值得一提的是,滴滴自动驾驶COO孟醒在电话会议中也对国内的产业政策给出了高度评价:“国家主动打开了很多窗口,有意识地推动地方的尝试......虽然每个地方的政策不一样,但是政策推进的速度很快,到目前为止我们还没有遇到过因为政策不够开放而阻碍发展的情况。我们遇到的瓶颈通常限制的是研发能力,而不是政策。政策推进速度往往超过我们的研发能力......所以就算只考虑现有的场景,它们能容纳的总量也超过了我们目前实际拥有的总量......就算国家层面没有更大的变化,我们今天能部署的车辆也会比现在更多。再进一步,可能是全国性的开放。”
如果我们进一步拓宽视野,就不难发现,这种发生在自动驾驶领域的基本“故事”模式,在广大的新能源行业中却普遍存在。
30年前,除了《冰茶法案》之外,1990年的《清洁空气法案修正案》(CAAA)和1992年的《能源政策法案》(EPAct)也成为新能源产业历史上的里程碑。这三部新能源法案体现了当时美国对新能源的重视。许多国家都有塑造现代经济体系和能源消费结构的雄心和信心,但实际实施效果却“不佳”。相反,中国真正接过了新能源经济的领导权。

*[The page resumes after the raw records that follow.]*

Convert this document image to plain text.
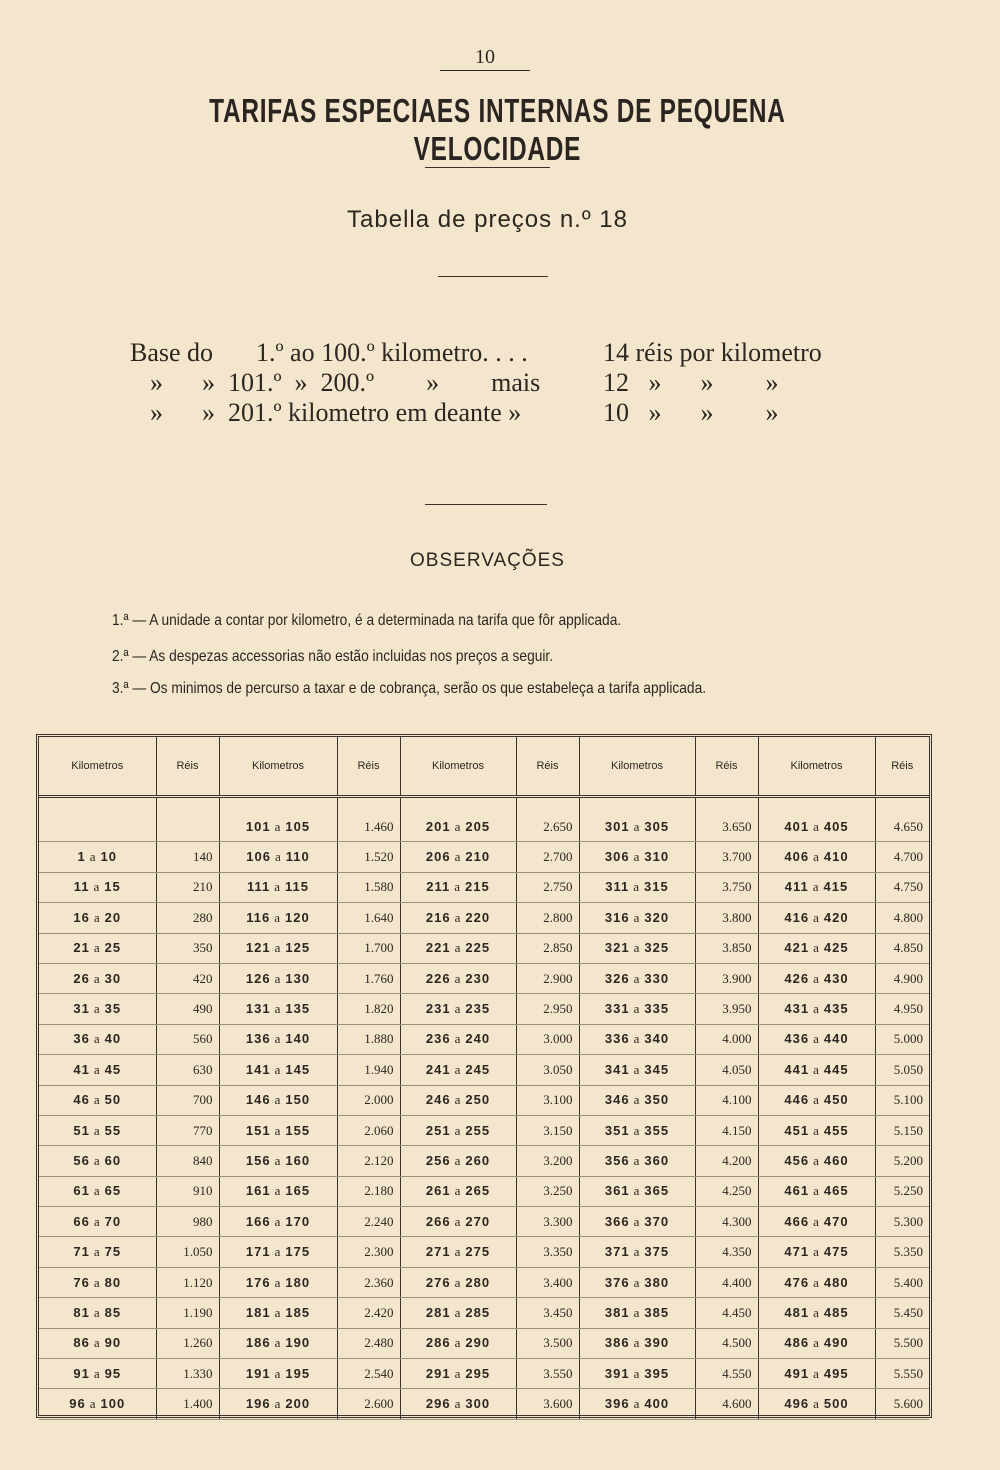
10
TARIFAS ESPECIAES INTERNAS DE PEQUENA VELOCIDADE
Tabella de preços n.º 18
Base do 1.º ao 100.º kilometro. . . .	14 réis por kilometro
» » 101.º  »  200.º        »        mais 12   »      »        »
» » 201.º kilometro em deante »	10   »      »        »
OBSERVAÇÕES
1.ª — A unidade a contar por kilometro, é a determinada na tarifa que fôr applicada.
2.ª — As despezas accessorias não estão incluidas nos preços a seguir.
3.ª — Os minimos de percurso a taxar e de cobrança, serão os que estabeleça a tarifa applicada.
Kilometros	Réis	Kilometros	Réis	Kilometros	Réis	Kilometros	Réis	Kilometros	Réis

		101 a 105	1.460	201 a 205	2.650	301 a 305	3.650	401 a 405	4.650
1 a 10	140	106 a 110	1.520	206 a 210	2.700	306 a 310	3.700	406 a 410	4.700
11 a 15	210	111 a 115	1.580	211 a 215	2.750	311 a 315	3.750	411 a 415	4.750
16 a 20	280	116 a 120	1.640	216 a 220	2.800	316 a 320	3.800	416 a 420	4.800
21 a 25	350	121 a 125	1.700	221 a 225	2.850	321 a 325	3.850	421 a 425	4.850
26 a 30	420	126 a 130	1.760	226 a 230	2.900	326 a 330	3.900	426 a 430	4.900
31 a 35	490	131 a 135	1.820	231 a 235	2.950	331 a 335	3.950	431 a 435	4.950
36 a 40	560	136 a 140	1.880	236 a 240	3.000	336 a 340	4.000	436 a 440	5.000
41 a 45	630	141 a 145	1.940	241 a 245	3.050	341 a 345	4.050	441 a 445	5.050
46 a 50	700	146 a 150	2.000	246 a 250	3.100	346 a 350	4.100	446 a 450	5.100
51 a 55	770	151 a 155	2.060	251 a 255	3.150	351 a 355	4.150	451 a 455	5.150
56 a 60	840	156 a 160	2.120	256 a 260	3.200	356 a 360	4.200	456 a 460	5.200
61 a 65	910	161 a 165	2.180	261 a 265	3.250	361 a 365	4.250	461 a 465	5.250
66 a 70	980	166 a 170	2.240	266 a 270	3.300	366 a 370	4.300	466 a 470	5.300
71 a 75	1.050	171 a 175	2.300	271 a 275	3.350	371 a 375	4.350	471 a 475	5.350
76 a 80	1.120	176 a 180	2.360	276 a 280	3.400	376 a 380	4.400	476 a 480	5.400
81 a 85	1.190	181 a 185	2.420	281 a 285	3.450	381 a 385	4.450	481 a 485	5.450
86 a 90	1.260	186 a 190	2.480	286 a 290	3.500	386 a 390	4.500	486 a 490	5.500
91 a 95	1.330	191 a 195	2.540	291 a 295	3.550	391 a 395	4.550	491 a 495	5.550
96 a 100	1.400	196 a 200	2.600	296 a 300	3.600	396 a 400	4.600	496 a 500	5.600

究其核心,新能源这“三定律”中对“有效市场”的过度信仰或者对产业政策的过度轻视无疑是罪魁祸首,也应该为后来者们照镜子。经济理性与创新的关系,远不是研究中的“芝加哥男孩”们能够预料到的。对很多职业经理人来说,把重资产变成轻资产,通过金融魔法实现“股东利益最大化”,远比“费尽心思”研发新产品技术更划算。
梦游30年之后,美国朝野即便想让产业政策“再次伟大”,也只能面对国家能力下降的苦涩现实,即便安排巨额资金、慷慨减税,距离中国也同样遥远,在提升招商引资服务效率、配套措施力度等方面还有很长的路要走。
总的来说,规模化商业化的意义不仅仅是拿下一场技术冠军,更是迈向更广阔的智能机器人时代的必要一步,智能机器人的探索终于在“汽车机器人”领域占据了先机。
很多年前就有人高呼“中国,请慢下来,停止奔跑。”心灵观察所认为,中国胡萝卜,跑快点,跑得更快,跑万里路,上天入地,下到地下,让每一个普通人更早地享受到智能交通时代的好处。